SoRelle emerged as a key link between pro-Trump and “Stop the Steal” groups after the 2020 election, serving as counsel to Latinos for Trump and as a member of Lawyers for Trump in addition to her role for the Oath Keepers.
She drove to Washington with Rhodes and stood by as he purchased $20,000 worth of firearms and equipment on the way there. She was present during a parking garage meeting attended by both Rhodes and Proud Boys national chair Enrique Tarrio the day before the Capitol attack. And she joined Rhodes on Capitol grounds on Jan. 6 but stayed outside the building.
Rhodes and four other Oath Keepers were convicted of sedition for plotting to stop the certification of the 2020 presidential election. Rhodes, who was sentenced to 18 years in prison, has signaled interest in a pardon from Trump, which the president-elect has neither welcomed nor ruled out.
SoRelle was among the last Oath Keepers affiliates to face charges. She was initially set to be tried alongside two others with ties to the group but was deemed not competent for trial by evaluators for both the defense and prosecution.
She spent several months in the Bureau of Prisons’s custody for competency restoration before the agency determined she was fit for trial in February. She was slated to stand trial in November before taking a plea deal.
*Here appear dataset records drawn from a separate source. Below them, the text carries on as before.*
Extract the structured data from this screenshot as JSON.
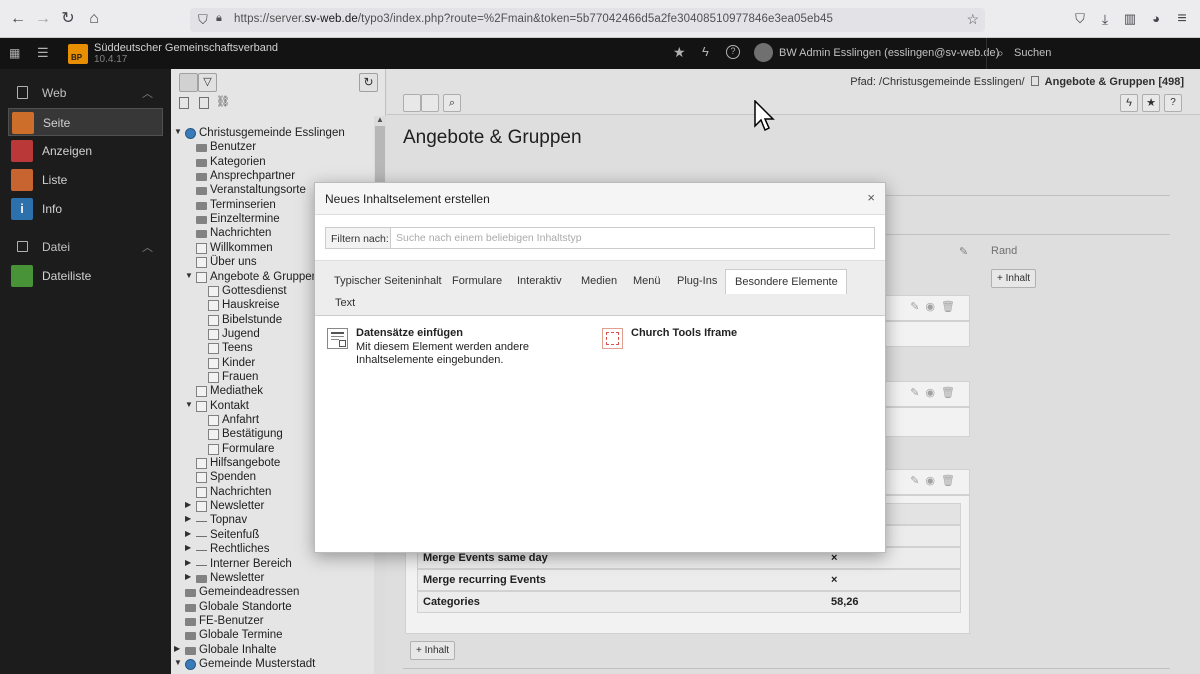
{
  "browser": {
    "url_prefix": "https://server.",
    "url_host": "sv-web.de",
    "url_path": "/typo3/index.php?route=%2Fmain&token=5b77042466d5a2fe30408510977846e3ea05eb45"
  },
  "topbar": {
    "site_name": "Süddeutscher Gemeinschaftsverband",
    "version": "10.4.17",
    "logo_letters": "BP",
    "user": "BW Admin Esslingen (esslingen@sv-web.de)",
    "search_label": "Suchen"
  },
  "module_menu": {
    "web_group": "Web",
    "items_web": [
      {
        "label": "Seite",
        "color": "#d9742e"
      },
      {
        "label": "Anzeigen",
        "color": "#c43b3b"
      },
      {
        "label": "Liste",
        "color": "#d26a33"
      },
      {
        "label": "Info",
        "color": "#2f78b5"
      }
    ],
    "file_group": "Datei",
    "items_file": [
      {
        "label": "Dateiliste",
        "color": "#4c9a3a"
      }
    ]
  },
  "tree": {
    "rows": [
      {
        "label": "Christusgemeinde Esslingen",
        "toggle": "▼"
      },
      {
        "label": "Benutzer"
      },
      {
        "label": "Kategorien"
      },
      {
        "label": "Ansprechpartner"
      },
      {
        "label": "Veranstaltungsorte"
      },
      {
        "label": "Terminserien"
      },
      {
        "label": "Einzeltermine"
      },
      {
        "label": "Nachrichten"
      },
      {
        "label": "Willkommen"
      },
      {
        "label": "Über uns"
      },
      {
        "label": "Angebote & Gruppen",
        "toggle": "▼"
      },
      {
        "label": "Gottesdienst"
      },
      {
        "label": "Hauskreise"
      },
      {
        "label": "Bibelstunde"
      },
      {
        "label": "Jugend"
      },
      {
        "label": "Teens"
      },
      {
        "label": "Kinder"
      },
      {
        "label": "Frauen"
      },
      {
        "label": "Mediathek"
      },
      {
        "label": "Kontakt",
        "toggle": "▼"
      },
      {
        "label": "Anfahrt"
      },
      {
        "label": "Bestätigung"
      },
      {
        "label": "Formulare"
      },
      {
        "label": "Hilfsangebote"
      },
      {
        "label": "Spenden"
      },
      {
        "label": "Nachrichten"
      },
      {
        "label": "Newsletter",
        "toggle": "▶"
      },
      {
        "label": "Topnav",
        "toggle": "▶"
      },
      {
        "label": "Seitenfuß",
        "toggle": "▶"
      },
      {
        "label": "Rechtliches",
        "toggle": "▶"
      },
      {
        "label": "Interner Bereich",
        "toggle": "▶"
      },
      {
        "label": "Newsletter",
        "toggle": "▶"
      },
      {
        "label": "Gemeindeadressen"
      },
      {
        "label": "Globale Standorte"
      },
      {
        "label": "FE-Benutzer"
      },
      {
        "label": "Globale Termine"
      },
      {
        "label": "Globale Inhalte",
        "toggle": "▶"
      },
      {
        "label": "Gemeinde Musterstadt",
        "toggle": "▼"
      }
    ]
  },
  "content": {
    "path_label": "Pfad: /Christusgemeinde Esslingen/",
    "path_page": "Angebote & Gruppen [498]",
    "page_title": "Angebote & Gruppen",
    "column_rand": "Rand",
    "add_content_label": "Inhalt",
    "table_rows": [
      {
        "key": "Merge Events same day",
        "value": "×"
      },
      {
        "key": "Merge recurring Events",
        "value": "×"
      },
      {
        "key": "Categories",
        "value": "58,26"
      }
    ]
  },
  "modal": {
    "title": "Neues Inhaltselement erstellen",
    "close": "×",
    "filter_label": "Filtern nach:",
    "filter_placeholder": "Suche nach einem beliebigen Inhaltstyp",
    "tabs": [
      "Typischer Seiteninhalt",
      "Formulare",
      "Interaktiv",
      "Medien",
      "Menü",
      "Plug-Ins",
      "Besondere Elemente",
      "Text"
    ],
    "active_tab": "Besondere Elemente",
    "elements": [
      {
        "title": "Datensätze einfügen",
        "desc": "Mit diesem Element werden andere Inhaltselemente eingebunden."
      },
      {
        "title": "Church Tools Iframe",
        "desc": ""
      }
    ]
  }
}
Her attorney, Horatio Aldredge, suggested Friday that her mental health issues made her more prone to “manipulation” by Rhodes, whom Mehta agreed “took advantage” of her “vulnerability.”
“You were under his sway, but it doesn’t excuse all of it — it doesn’t excuse anything,” the judge said.
SoRelle is one of the final Jan. 6 defendants to be sentenced before Trump returns to the presidency.
Mehta, the judge, noted that a peaceful transfer of power was “just days away” but did not make any reference to the president-elect's vows to pardon scores of rioters. In an offhand remark, the judge referenced the Capitol attack as an event that will “hopefully not be forgotten any time soon.”
The last Jan. 6 sentencing Friday — before Trump’s inauguration Monday, which falls on a federal holiday that closes the courts — is scheduled to be that of Andy Steven Oliva-Lopez, an Oregon man who pleaded guilty in September to assaulting law enforcement during the riot.